Saturday, November 14, 2009

Who is Oscar Niemeyer?

The name sounded familiar, but I wasn't really sure who Oscar Niemeyer was. After receiving three postcards from Brazil with his architecture on them, I decided it was time to do a little research.


Oscar Niemeyer is a Brazilian architect born in Rio de Janeiro in 1907. Before he was 30 he was an architect of some renown, designing the Brazilian pavilion at the New York World's Fair in 1939. Over the course of his career Niemeyer designed many famous buildings, including the United Nations headquarters in New York, the public buildings of Brasilia, a UNESCO World Heritage Site, and the Niterói Contemporary Art Museum in Brazil, shown below.

Niemeyer was also a famous communist. He grew up during the time of the Russian Revolution
and joined the Brazilian Communist Party in 1945. When the Brazilian government was overthrown in a military coup in 1964, Niemeyer's leftist political leanings made him a target of the new dictatorship. In 1966 pressure from the government led Niemeyer to move to Paris, where he began a new phase of his career and also began designing furniture.

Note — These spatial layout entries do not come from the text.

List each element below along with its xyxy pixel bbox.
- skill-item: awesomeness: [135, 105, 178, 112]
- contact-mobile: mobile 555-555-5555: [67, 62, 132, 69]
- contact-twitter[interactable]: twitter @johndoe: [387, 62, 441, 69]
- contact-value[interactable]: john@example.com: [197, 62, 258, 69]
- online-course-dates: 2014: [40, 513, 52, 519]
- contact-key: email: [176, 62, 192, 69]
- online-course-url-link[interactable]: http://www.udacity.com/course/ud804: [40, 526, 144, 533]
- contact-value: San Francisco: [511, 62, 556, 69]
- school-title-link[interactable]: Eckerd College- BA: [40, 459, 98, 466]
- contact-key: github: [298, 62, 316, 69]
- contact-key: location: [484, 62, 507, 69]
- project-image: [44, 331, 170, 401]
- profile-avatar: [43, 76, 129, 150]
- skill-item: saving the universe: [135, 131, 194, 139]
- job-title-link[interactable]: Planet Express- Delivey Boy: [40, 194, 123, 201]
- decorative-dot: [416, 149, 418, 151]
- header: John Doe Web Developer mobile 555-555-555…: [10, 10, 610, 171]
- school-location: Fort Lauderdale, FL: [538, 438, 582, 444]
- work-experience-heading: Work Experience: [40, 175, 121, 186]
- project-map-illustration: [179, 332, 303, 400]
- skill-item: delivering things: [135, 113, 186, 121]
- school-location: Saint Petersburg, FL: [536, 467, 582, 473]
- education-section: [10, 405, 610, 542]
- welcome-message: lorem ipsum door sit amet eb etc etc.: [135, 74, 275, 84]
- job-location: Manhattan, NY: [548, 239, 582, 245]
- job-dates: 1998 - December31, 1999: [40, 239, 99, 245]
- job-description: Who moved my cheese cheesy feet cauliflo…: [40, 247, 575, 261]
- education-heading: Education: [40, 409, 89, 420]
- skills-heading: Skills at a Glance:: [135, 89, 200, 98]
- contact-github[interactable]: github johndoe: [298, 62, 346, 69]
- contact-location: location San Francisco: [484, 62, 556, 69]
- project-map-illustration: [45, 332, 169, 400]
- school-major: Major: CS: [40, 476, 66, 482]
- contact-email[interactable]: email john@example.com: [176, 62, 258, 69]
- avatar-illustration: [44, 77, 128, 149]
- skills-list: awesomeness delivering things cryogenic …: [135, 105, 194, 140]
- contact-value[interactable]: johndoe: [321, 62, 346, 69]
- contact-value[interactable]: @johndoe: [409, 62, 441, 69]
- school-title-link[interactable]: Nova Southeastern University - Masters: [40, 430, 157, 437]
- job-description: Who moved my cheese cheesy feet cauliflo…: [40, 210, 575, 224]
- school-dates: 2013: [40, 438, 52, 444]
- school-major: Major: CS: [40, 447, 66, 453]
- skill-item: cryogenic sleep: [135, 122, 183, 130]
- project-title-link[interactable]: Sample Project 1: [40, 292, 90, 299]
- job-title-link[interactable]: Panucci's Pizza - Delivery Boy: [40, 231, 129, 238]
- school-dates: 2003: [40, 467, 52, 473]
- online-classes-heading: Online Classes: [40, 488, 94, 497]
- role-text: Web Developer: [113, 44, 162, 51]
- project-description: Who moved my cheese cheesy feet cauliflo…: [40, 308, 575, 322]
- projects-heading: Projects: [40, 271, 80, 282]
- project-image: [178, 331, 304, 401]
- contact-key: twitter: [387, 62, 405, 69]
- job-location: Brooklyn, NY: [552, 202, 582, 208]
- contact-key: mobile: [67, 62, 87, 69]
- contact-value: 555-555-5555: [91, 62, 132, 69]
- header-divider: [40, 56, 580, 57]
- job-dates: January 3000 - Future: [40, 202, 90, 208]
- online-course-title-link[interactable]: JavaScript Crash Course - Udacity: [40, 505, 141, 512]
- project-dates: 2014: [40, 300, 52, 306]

Niemeyer did not return to Brazil until 1985, when the government reverted to democracy. He continued his prolific career there, and at the ripe old age of 101, his works are still under construction around the world. Niemeyer's architecture is best described as graceful, elegant, and harmonious; his style combines Brazilian baroque and modernist features to create light, curved forms. He pioneered the use of reinforced concrete to form unusual curves or shells, a common feature in many of his works.

2 comments:

Bia Fonseca said...

Great work you did there!
Gonna add something that I think you might like to know.
The red is always present in his works, because, well, he's a communist.
Also, they're all curvy because his admiration of the woman's body and because he kind of doesn't really believe in straight lines. He says that there's no straight lines in nature so why should he use them?
There's a famous poem of his that goes something like this:
"It is not the right angle that attracts me, nor the straight line, hard and inflexible, created by men. What attracts me is the free, sensual curve. The curves that I find in the hills of my country, in the course of rivers, in the waves in the see, on the body of the favorite woman. Curves are what the universe is made of, the curved universe of Einstein".

Hope you like it! =D

Bia Fonseca

Sheila @ A Postcard a Day said...

He also designed the cultural centre called Le Volcan at Le Havre. It looks a little like an elephant's foot - not my favourite piece of architecture, I'm afraid. I did get a card from Brazil showing the cathedral in Brazilia - that is lovely.